Pourtant, l'article 30 du projet de loi sur le droit à l'erreur – ou à la confiance, je ne sais plus – vise à expérimenter l'abandon du contrôle des structures. Cela reviendrait à expérimenter l'introduction du renard dans le poulailler.

Mme Émilie Bonnivard. Et du loup au milieu des moutons !

M. Dominique Potier. Nous connaissons d'avance le résultat.

Nous avons au contraire besoin de protection, de partage, de portage, de modernité, non d'abandon par la puissance publique dans ce secteur stratégique pour la France.

Monsieur le ministre, dites-nous aujourd'hui que vous êtes ouvert à une discussion, dans le sillage de la dynamique des états généraux de l'alimentation. Nous avons besoin d'une relève, pour l'avenir de notre agriculture. (Applaudissements sur les bancs du groupe GDR, sur de nombreux bancs du groupe NG, et sur plusieurs bancs des groupes REM, MODEM et UAI.)

M. André Chassaigne. Excellent !

M. le président. La parole est à M. le ministre de l'agriculture et de l'alimentation.

M. Stéphane Travert, ministre de l'agriculture et de l'alimentation. Monsieur Potier, le contrôle des structures des exploitations agricoles a pour objectif principal de favoriser l'installation des agriculteurs. Il vise aussi à la consolidation de l'ensemble des exploitations.

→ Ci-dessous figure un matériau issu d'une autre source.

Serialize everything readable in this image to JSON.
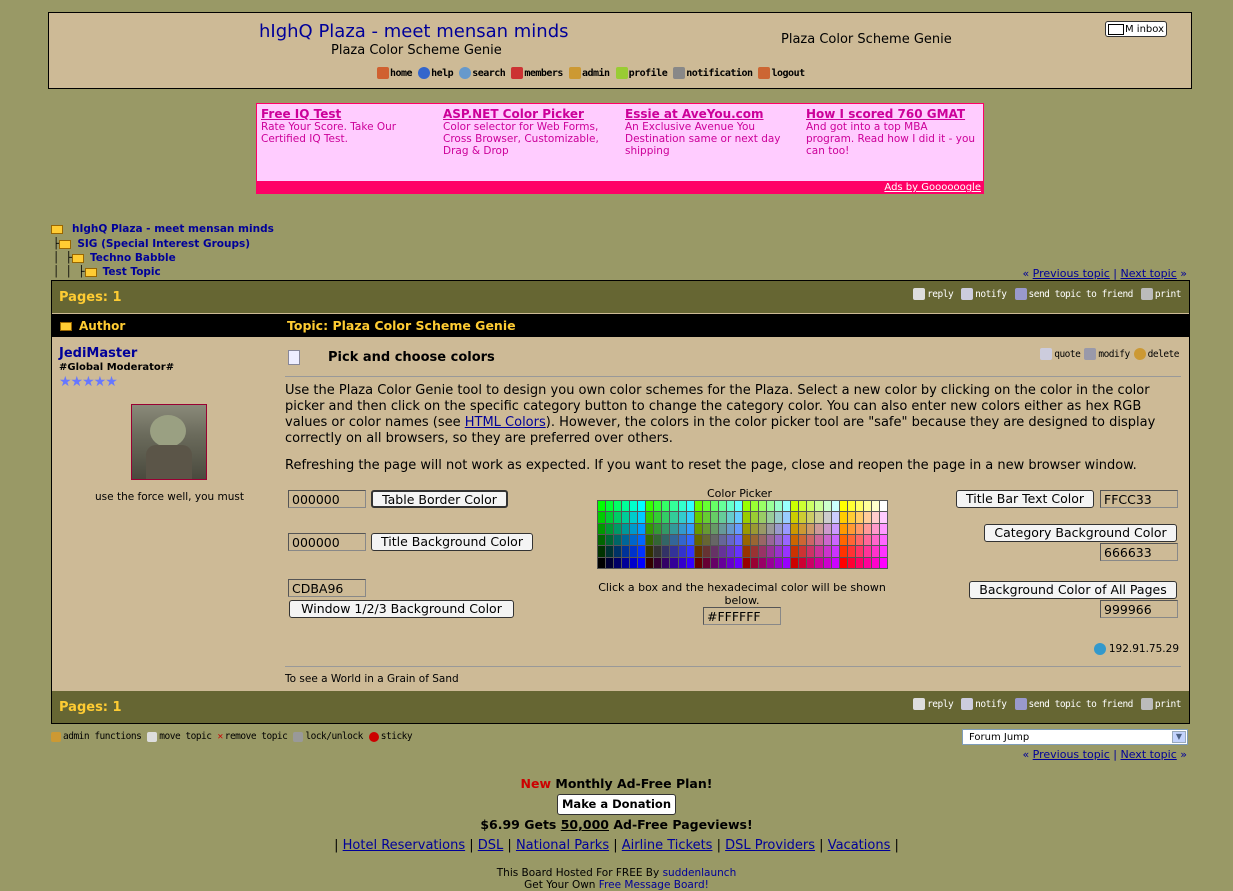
{
  "header": {
    "site_title": "hIghQ Plaza - meet mensan minds",
    "site_subtitle": "Plaza Color Scheme Genie",
    "page_heading": "Plaza Color Scheme Genie",
    "im_inbox": "IM inbox"
  },
  "nav": [
    "home",
    "help",
    "search",
    "members",
    "admin",
    "profile",
    "notification",
    "logout"
  ],
  "ads": [
    {
      "title": "Free IQ Test",
      "body": "Rate Your Score. Take Our Certified IQ Test."
    },
    {
      "title": "ASP.NET Color Picker",
      "body": "Color selector for Web Forms, Cross Browser, Customizable, Drag & Drop"
    },
    {
      "title": "Essie at AveYou.com",
      "body": "An Exclusive Avenue You Destination same or next day shipping"
    },
    {
      "title": "How I scored 760 GMAT",
      "body": "And got into a top MBA program. Read how I did it - you can too!"
    }
  ],
  "ads_credit": "Ads by Goooooogle",
  "breadcrumb": [
    "hIghQ Plaza - meet mensan minds",
    "SIG (Special Interest Groups)",
    "Techno Babble",
    "Test Topic"
  ],
  "topic_nav": {
    "prev": "Previous topic",
    "next": "Next topic"
  },
  "pages_label": "Pages: 1",
  "topic_tools": [
    "reply",
    "notify",
    "send topic to friend",
    "print"
  ],
  "columns": {
    "author": "Author",
    "topic": "Topic: Plaza Color Scheme Genie"
  },
  "author": {
    "name": "JediMaster",
    "rank": "#Global Moderator#",
    "stars": "★★★★★",
    "quote": "use the force well, you must"
  },
  "post": {
    "title": "Pick and choose colors",
    "tools": [
      "quote",
      "modify",
      "delete"
    ],
    "para1_a": "Use the Plaza Color Genie tool to design you own color schemes for the Plaza. Select a new color by clicking on the color in the color picker and then click on the specific category button to change the category color. You can also enter new colors either as hex RGB values or color names (see ",
    "para1_link": "HTML Colors",
    "para1_b": "). However, the colors in the color picker tool are \"safe\" because they are designed to display correctly on all browsers, so they are preferred over others.",
    "para2": "Refreshing the page will not work as expected. If you want to reset the page, close and reopen the page in a new browser window.",
    "ip": "192.91.75.29",
    "signature": "To see a World in a Grain of Sand"
  },
  "genie": {
    "table_border": {
      "value": "000000",
      "label": "Table Border Color"
    },
    "title_background": {
      "value": "000000",
      "label": "Title Background Color"
    },
    "window_background": {
      "value": "CDBA96",
      "label": "Window 1/2/3 Background Color"
    },
    "title_bar_text": {
      "value": "FFCC33",
      "label": "Title Bar Text Color"
    },
    "category_background": {
      "value": "666633",
      "label": "Category Background Color"
    },
    "page_background": {
      "value": "999966",
      "label": "Background Color of All Pages"
    },
    "picker_label": "Color Picker",
    "picker_hint": "Click a box and the hexadecimal color will be shown below.",
    "picked_value": "#FFFFFF"
  },
  "admin_tools": [
    "admin functions",
    "move topic",
    "remove topic",
    "lock/unlock",
    "sticky"
  ],
  "forum_jump": "Forum Jump",
  "promo": {
    "new": "New",
    "plan": "Monthly Ad-Free Plan!",
    "donate": "Make a Donation",
    "price": "$6.99 Gets",
    "count": "50,000",
    "suffix": "Ad-Free Pageviews!"
  },
  "footer_links": [
    "Hotel Reservations",
    "DSL",
    "National Parks",
    "Airline Tickets",
    "DSL Providers",
    "Vacations"
  ],
  "hosted": {
    "line1_a": "This Board Hosted For FREE By",
    "line1_link": "suddenlaunch",
    "line2_a": "Get Your Own",
    "line2_link": "Free Message Board!"
  },
  "colors": {
    "page_bg": "#999966",
    "window_bg": "#CDBA96",
    "category_bg": "#666633",
    "title_text": "#FFCC33",
    "link": "#000099",
    "ad_bg": "#FFCCFF",
    "ad_accent": "#FF0066"
  }
}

L'article 30 du projet de loi pour un État au service d'une société de confiance prévoit d'habiliter le Gouvernement à expérimenter – j'y insiste, il s'agit d'une expérimentation – par voie d'ordonnance, pour une durée de trois ans, dans certains départements ou certaines régions, l'allègement du contrôle des structures. (Exclamations sur les bancs des groupes NG et GDR.)

M. Jean-Louis Bricout. Non !

Mme Delphine Batho. On ne peut pas faire ça !

M. Stéphane Travert, ministre. L'ordonnance permettra également de modifier la liste des opérations soumises à autorisation ou à déclaration et justifiant réellement que le contrôle des structures s'applique. Il s'agit, sur le fondement d'une évaluation objective, d'alléger les dispositions complexes et sans effet utile pour réserver le contrôle aux situations qui le justifient – vous en avez cité un certain nombre, monsieur le député.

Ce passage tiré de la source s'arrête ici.